Once in Police custody, detectives threatened to charge Holmes as an accessory to the murder if he didn’t testify against Brady. He agreed to the deal and told them his version of what happened to Jimmy Smith. According to Holmes, Brady did indeed kill Smith. He alleged that Brady then came to him with the severed arm to intimidate him and demanded money. With Holmes as a witness, the case against Brady was robust. However, that was about to change.
On the morning of June 12, several hours before Brady was due to stand before the inquiry, Reginald Holmes, the chief witness in the case, was found shot dead in his car. Police found it parked under the new Harbour Bridge at Dawes Point. No gun was found at the scene, so suicide was ruled out.
With Holmes now dead, the prosecution’s case was doomed. Brady was still formally charged with murder and faced a trial; however, the evidence against him was not strong enough to prove his guilt.
Finally, in September, the jury acquitted Patrick Brady of the charges, and he walked free.
So, what is believed to have actually happened to Jimmy Smith?
Lavender Bay. Holmes’ boatyard was in the foreground below the trees. Photo: Alec Smart
Hand of Law
Reginald Holmes was more than just a boat builder; it was revealed that this operation provided a cover for his many underworld activities. He, Smith and Brady were associates engaged in insurance fraud, cheque fraud, cocaine running and extortion. Holmes provided a fleet of speed boats that collected cocaine from passing freighters. Smith was the stand-over man. Patrick Brady was a highly skilled forger of cheques.
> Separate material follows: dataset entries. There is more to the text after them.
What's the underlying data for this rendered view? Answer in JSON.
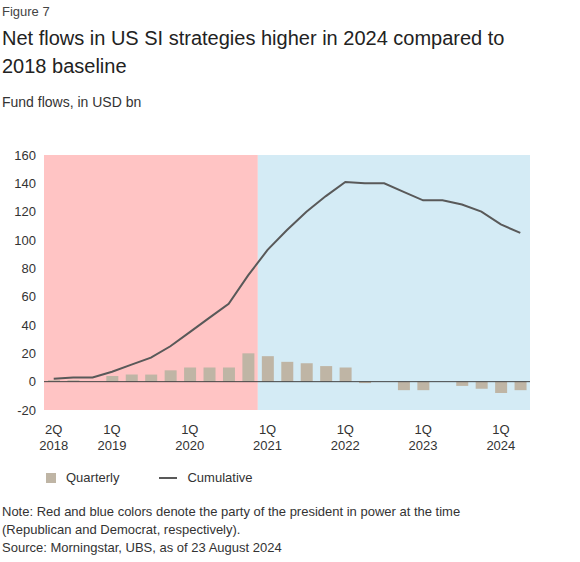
{
  "figure_label": "Figure 7",
  "chart_data": {
    "type": "bar+line",
    "title": "Net flows in US SI strategies higher in 2024 compared to 2018 baseline",
    "subtitle": "Fund flows, in USD bn",
    "categories": [
      "2Q 2018",
      null,
      null,
      "1Q 2019",
      null,
      null,
      null,
      "1Q 2020",
      null,
      null,
      null,
      "1Q 2021",
      null,
      null,
      null,
      "1Q 2022",
      null,
      null,
      null,
      "1Q 2023",
      null,
      null,
      null,
      "1Q 2024",
      null
    ],
    "series": [
      {
        "name": "Quarterly",
        "type": "bar",
        "color": "#bfb5a5",
        "values": [
          1,
          1,
          0,
          4,
          5,
          5,
          8,
          10,
          10,
          10,
          20,
          18,
          14,
          13,
          11,
          10,
          -1,
          0,
          -6,
          -6,
          0,
          -3,
          -5,
          -8,
          -6
        ]
      },
      {
        "name": "Cumulative",
        "type": "line",
        "color": "#595959",
        "values": [
          2,
          3,
          3,
          7,
          12,
          17,
          25,
          35,
          45,
          55,
          75,
          93,
          107,
          120,
          131,
          141,
          140,
          140,
          134,
          128,
          128,
          125,
          120,
          111,
          105
        ]
      }
    ],
    "ylim": [
      -20,
      160
    ],
    "yticks": [
      -20,
      0,
      20,
      40,
      60,
      80,
      100,
      120,
      140,
      160
    ],
    "grid": false,
    "periods": [
      {
        "color": "#ffc4c4",
        "from": 0,
        "to": 10
      },
      {
        "color": "#d4ebf5",
        "from": 11,
        "to": 24
      }
    ],
    "note": "Note: Red and blue colors denote the party of the president in power at the time (Republican and Democrat, respectively).",
    "source": "Source: Morningstar, UBS, as of 23 August 2024"
  }
}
However, Holmes and Smith had a falling out over an insurance fraud operation where a high-end yacht known as Pathfinder was sunk near Terrigal to claim the insurance money. However, it is believed Smith may have become a police informant by this point and shared information with them about the fraud, which resulted in Holmes not getting his pay-out.
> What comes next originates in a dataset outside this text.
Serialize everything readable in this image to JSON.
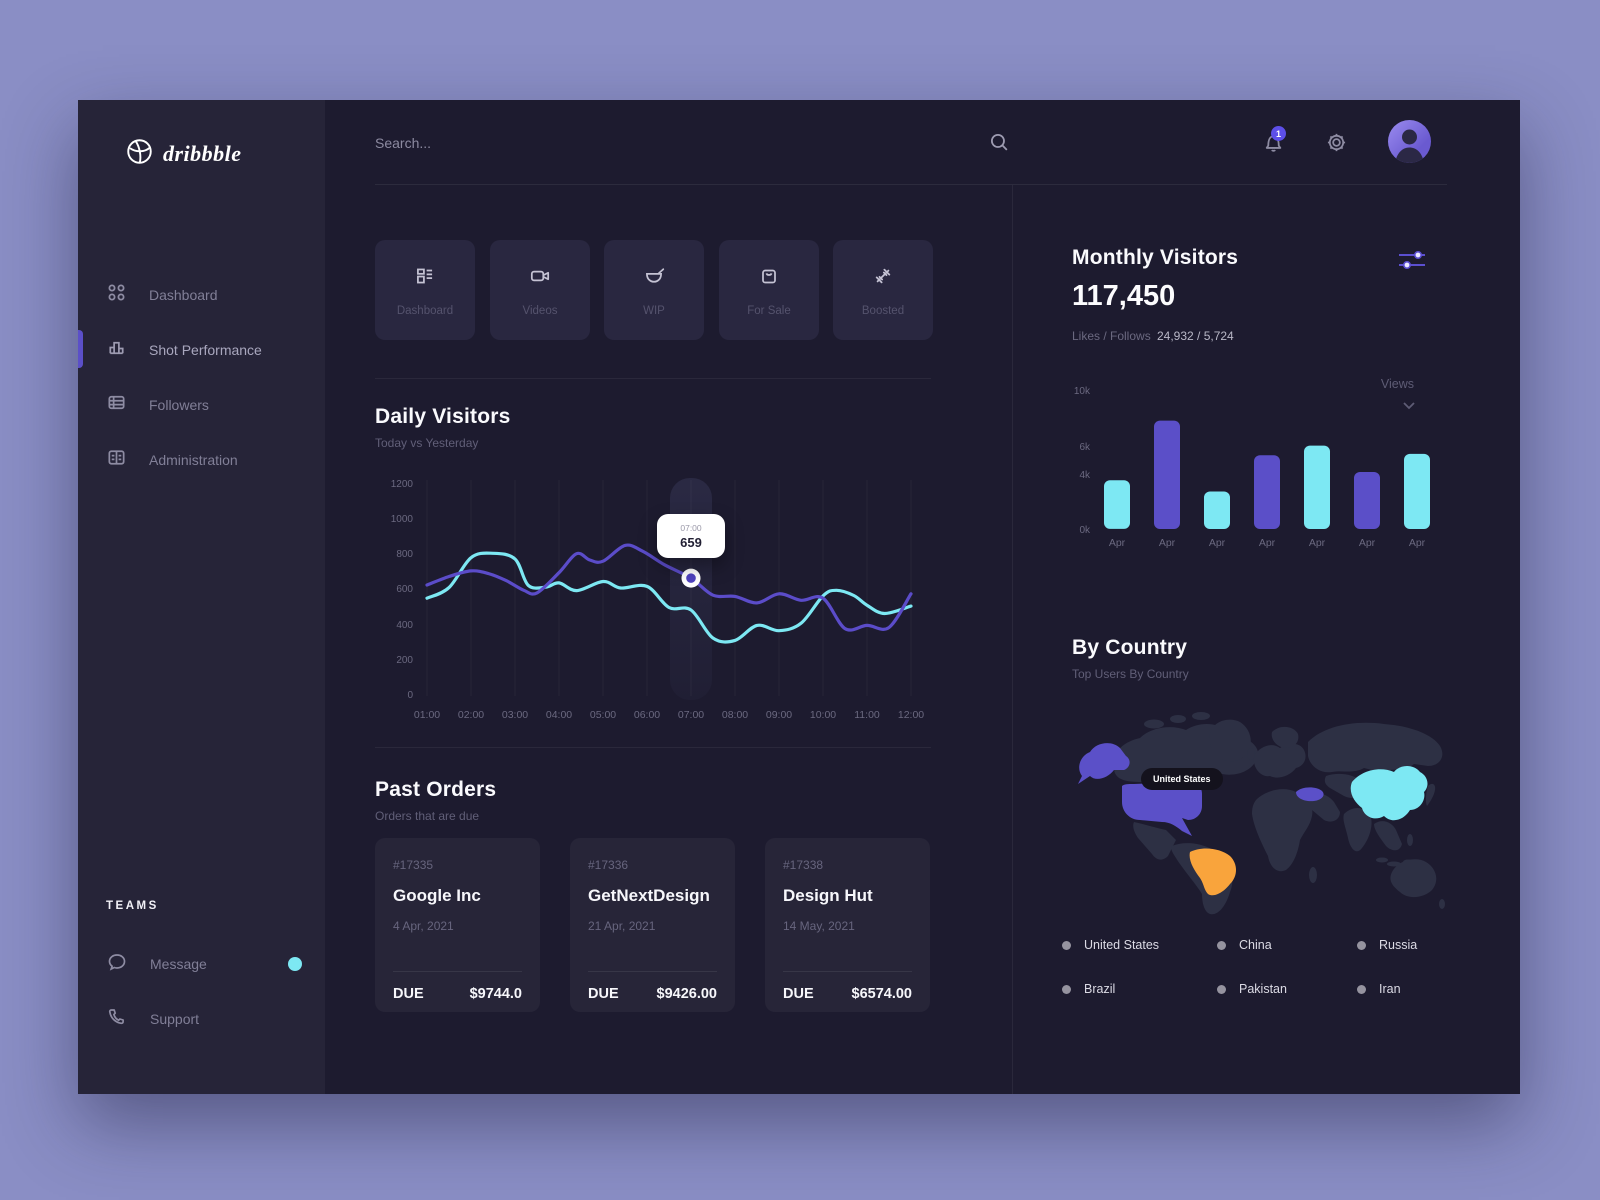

Holmes and Brady then conspired to kill Smith in revenge. Brady was the hatchet man and did so by luring Smith to the cottage in Cronulla before shooting him. He then carved up Smith’s body and placed it in a metal chest, which he later dumped in Gunnamatta Bay.
The tattooed arm was kept by Brady and given to Holmes as proof that the hit was a success. Holmes then threw Smith’s arm into Sydney Harbour, where the unsuspecting tiger shark swallowed it.
This is one of the most fascinating murder cases ever to have occurred. The chain of events leading to the apprehension of Patrick Brady and the murder of Reginald Holmes is beyond belief. Had they been written in a crime fiction novel they would have been dismissed as too far-fetched.